Sunday, 20 July 2014

Geoffrey vs. Velvet Volume 1: Before the Living End

This post will kinda sorta violate the ethos behind these blog posts. Since I have yet to publicly define the ethos of this blog, I shall do so now.

When it comes to talking about comics, or indeed any form of so-called "geek media", so much of what is written is negative. It's just nerdrage after nerdrage about everything from Pakistani Ms. Marvel to J.J. Abrams on Star Wars and blah blah blah. If you are a geek/nerd/some other identifier that gets what I am talking about, you know what I mean. You've probably done it. Nerdraged. I know I have.

If I am going to spend time writing about comics, which I love, I am not going to indulge in this. It's low-hanging fruit to come up with witty barbs with which to sting the hands of those who would craft these geek media artifacts which I may scorn.

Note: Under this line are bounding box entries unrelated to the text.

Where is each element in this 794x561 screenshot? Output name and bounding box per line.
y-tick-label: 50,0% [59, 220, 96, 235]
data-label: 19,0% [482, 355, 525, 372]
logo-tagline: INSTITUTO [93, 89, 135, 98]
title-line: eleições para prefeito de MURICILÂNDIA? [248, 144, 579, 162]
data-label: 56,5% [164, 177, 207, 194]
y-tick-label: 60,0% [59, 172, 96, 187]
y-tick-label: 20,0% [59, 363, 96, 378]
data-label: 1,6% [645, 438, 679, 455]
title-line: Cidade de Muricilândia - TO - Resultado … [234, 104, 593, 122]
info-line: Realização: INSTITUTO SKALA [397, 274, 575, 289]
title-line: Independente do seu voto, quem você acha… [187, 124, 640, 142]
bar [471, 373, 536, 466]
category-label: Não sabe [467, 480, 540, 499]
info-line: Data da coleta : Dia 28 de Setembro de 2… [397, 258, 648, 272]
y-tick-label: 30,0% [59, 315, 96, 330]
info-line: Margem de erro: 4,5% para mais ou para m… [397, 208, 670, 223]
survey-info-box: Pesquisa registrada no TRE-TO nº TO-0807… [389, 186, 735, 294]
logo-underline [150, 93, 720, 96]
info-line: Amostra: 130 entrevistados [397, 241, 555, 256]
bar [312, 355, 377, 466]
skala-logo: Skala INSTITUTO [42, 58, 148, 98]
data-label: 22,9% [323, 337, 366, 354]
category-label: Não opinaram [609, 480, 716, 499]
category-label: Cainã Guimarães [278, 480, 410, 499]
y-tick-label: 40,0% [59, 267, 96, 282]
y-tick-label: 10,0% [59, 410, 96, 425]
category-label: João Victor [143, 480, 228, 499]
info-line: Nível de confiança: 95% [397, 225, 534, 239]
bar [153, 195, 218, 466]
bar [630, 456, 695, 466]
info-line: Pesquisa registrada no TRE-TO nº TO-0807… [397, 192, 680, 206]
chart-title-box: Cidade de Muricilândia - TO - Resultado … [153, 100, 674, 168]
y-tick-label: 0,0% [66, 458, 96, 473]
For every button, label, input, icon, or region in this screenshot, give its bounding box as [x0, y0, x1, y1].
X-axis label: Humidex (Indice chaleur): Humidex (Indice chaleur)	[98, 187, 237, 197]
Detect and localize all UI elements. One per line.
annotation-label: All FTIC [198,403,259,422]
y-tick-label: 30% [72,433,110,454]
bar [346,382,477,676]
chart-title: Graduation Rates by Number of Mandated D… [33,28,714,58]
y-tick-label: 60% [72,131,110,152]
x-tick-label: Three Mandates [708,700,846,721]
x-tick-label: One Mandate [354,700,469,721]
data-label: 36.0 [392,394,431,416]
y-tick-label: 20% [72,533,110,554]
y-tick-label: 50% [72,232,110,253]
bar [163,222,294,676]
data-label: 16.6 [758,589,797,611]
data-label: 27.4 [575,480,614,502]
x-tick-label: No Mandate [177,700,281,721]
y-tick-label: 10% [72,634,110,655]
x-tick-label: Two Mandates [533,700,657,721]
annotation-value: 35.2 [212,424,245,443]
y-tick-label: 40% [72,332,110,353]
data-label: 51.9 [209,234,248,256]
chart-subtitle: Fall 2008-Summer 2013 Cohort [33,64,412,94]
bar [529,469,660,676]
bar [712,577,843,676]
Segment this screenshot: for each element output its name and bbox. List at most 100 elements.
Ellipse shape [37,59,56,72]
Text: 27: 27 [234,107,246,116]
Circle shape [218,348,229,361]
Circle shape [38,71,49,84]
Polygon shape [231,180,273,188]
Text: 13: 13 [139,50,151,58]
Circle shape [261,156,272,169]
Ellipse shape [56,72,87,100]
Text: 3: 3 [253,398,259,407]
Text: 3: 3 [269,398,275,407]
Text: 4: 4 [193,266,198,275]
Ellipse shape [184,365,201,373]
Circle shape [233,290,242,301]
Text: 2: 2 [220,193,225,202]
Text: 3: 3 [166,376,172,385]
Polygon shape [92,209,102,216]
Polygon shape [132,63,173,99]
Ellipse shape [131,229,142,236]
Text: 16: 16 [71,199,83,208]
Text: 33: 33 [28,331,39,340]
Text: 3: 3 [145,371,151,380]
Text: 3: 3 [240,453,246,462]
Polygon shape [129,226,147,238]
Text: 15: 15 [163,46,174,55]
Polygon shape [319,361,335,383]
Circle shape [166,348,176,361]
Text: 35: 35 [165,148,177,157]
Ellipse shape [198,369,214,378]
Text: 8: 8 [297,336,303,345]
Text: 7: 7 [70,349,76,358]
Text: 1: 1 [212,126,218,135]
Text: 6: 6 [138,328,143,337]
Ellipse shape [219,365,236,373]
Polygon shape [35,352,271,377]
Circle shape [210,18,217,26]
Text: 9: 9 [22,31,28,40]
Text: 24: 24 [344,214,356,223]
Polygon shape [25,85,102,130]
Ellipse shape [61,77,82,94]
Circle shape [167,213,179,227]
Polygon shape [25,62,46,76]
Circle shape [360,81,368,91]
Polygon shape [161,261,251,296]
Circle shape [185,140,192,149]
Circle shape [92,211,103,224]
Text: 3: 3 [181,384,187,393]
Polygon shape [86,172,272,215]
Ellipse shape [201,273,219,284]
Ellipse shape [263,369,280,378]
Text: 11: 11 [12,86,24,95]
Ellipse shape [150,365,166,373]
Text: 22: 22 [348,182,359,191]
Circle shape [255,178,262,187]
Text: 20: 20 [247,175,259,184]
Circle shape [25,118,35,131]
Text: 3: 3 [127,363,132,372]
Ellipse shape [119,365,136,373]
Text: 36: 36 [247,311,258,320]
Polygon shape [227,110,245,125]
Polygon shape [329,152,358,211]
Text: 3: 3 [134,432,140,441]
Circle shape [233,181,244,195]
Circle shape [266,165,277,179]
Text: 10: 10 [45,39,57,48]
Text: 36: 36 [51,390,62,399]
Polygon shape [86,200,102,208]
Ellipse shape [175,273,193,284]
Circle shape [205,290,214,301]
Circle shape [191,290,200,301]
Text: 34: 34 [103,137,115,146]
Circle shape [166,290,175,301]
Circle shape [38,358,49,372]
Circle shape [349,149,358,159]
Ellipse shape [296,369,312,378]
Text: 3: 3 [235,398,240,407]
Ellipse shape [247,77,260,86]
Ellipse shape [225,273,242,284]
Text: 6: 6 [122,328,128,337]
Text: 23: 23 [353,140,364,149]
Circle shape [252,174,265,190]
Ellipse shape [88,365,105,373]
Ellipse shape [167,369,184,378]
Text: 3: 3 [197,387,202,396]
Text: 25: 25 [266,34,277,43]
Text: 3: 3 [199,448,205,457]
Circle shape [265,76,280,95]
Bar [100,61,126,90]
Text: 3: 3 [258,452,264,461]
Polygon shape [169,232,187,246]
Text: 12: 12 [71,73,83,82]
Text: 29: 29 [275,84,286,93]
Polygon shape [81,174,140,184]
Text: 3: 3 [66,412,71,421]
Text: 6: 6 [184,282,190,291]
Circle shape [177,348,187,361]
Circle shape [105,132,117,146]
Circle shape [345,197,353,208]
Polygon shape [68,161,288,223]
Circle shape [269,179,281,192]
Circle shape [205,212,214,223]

This blog is only for me to write about comics (and maybe other stuff too but for now comics) that I love. I sorta dropped the ball on that in my New 52 post, which was not overly negative but really did indicate my feelings about the failings of the...see? There I go. Not gonna do it.

So. Comics I love.

Which brings me to Ed Brubaker and Steve Epting's Velvet: Volume 1 - Before the Living End.



I decided to try some creator owned stuff. I picked three comic writers that I genuinely enjoy and ordered the first trades of some of their series. All coincidentally Image publications. The already mentioned Velvet, Bedlam by Nick Spencer, and Rick Remender's Black Science.

Since I paid for and read all three, I feel like I want to write about all three, even if my level of love for the three works is varying and therein lies the violation in a kinda sorta way.

I did not love Velvet. I guess I liked it well enough. Epting's art (colours by Elizabeth Breitweiser) is wonderful. The character of Velvet Templeton is different and compelling (a middle aged bad ass female spy). The rub is that I guess I do not love pure espionage stories. This work seems very old school James Bond. The story turns, while not being maybe that surprising, are well told and since this is but the first chapter of an ongoing, I suppose it could surprise the reader well enough down the line.

So. Lukewarm? Yeah, I guess. I was kind of disappointed. I LOVED Brubaker's run on Captain America and have loved some of his other work. I really felt the ball was in my court for loving Velvet.

I'd still recommend it to people who like pure espionage stories. I am not super familiar with the genre, as it leaves me cold, but this does seem like a comic that would really blow someone into that kind of thing away. I honestly think my parents would LOVE it but getting them to read graphic fiction would be a huge feat. I will probably try anyway.

I really want to support creators of work I love and I genuinely feel bad that I did not like this as much as I was thinking I would going in.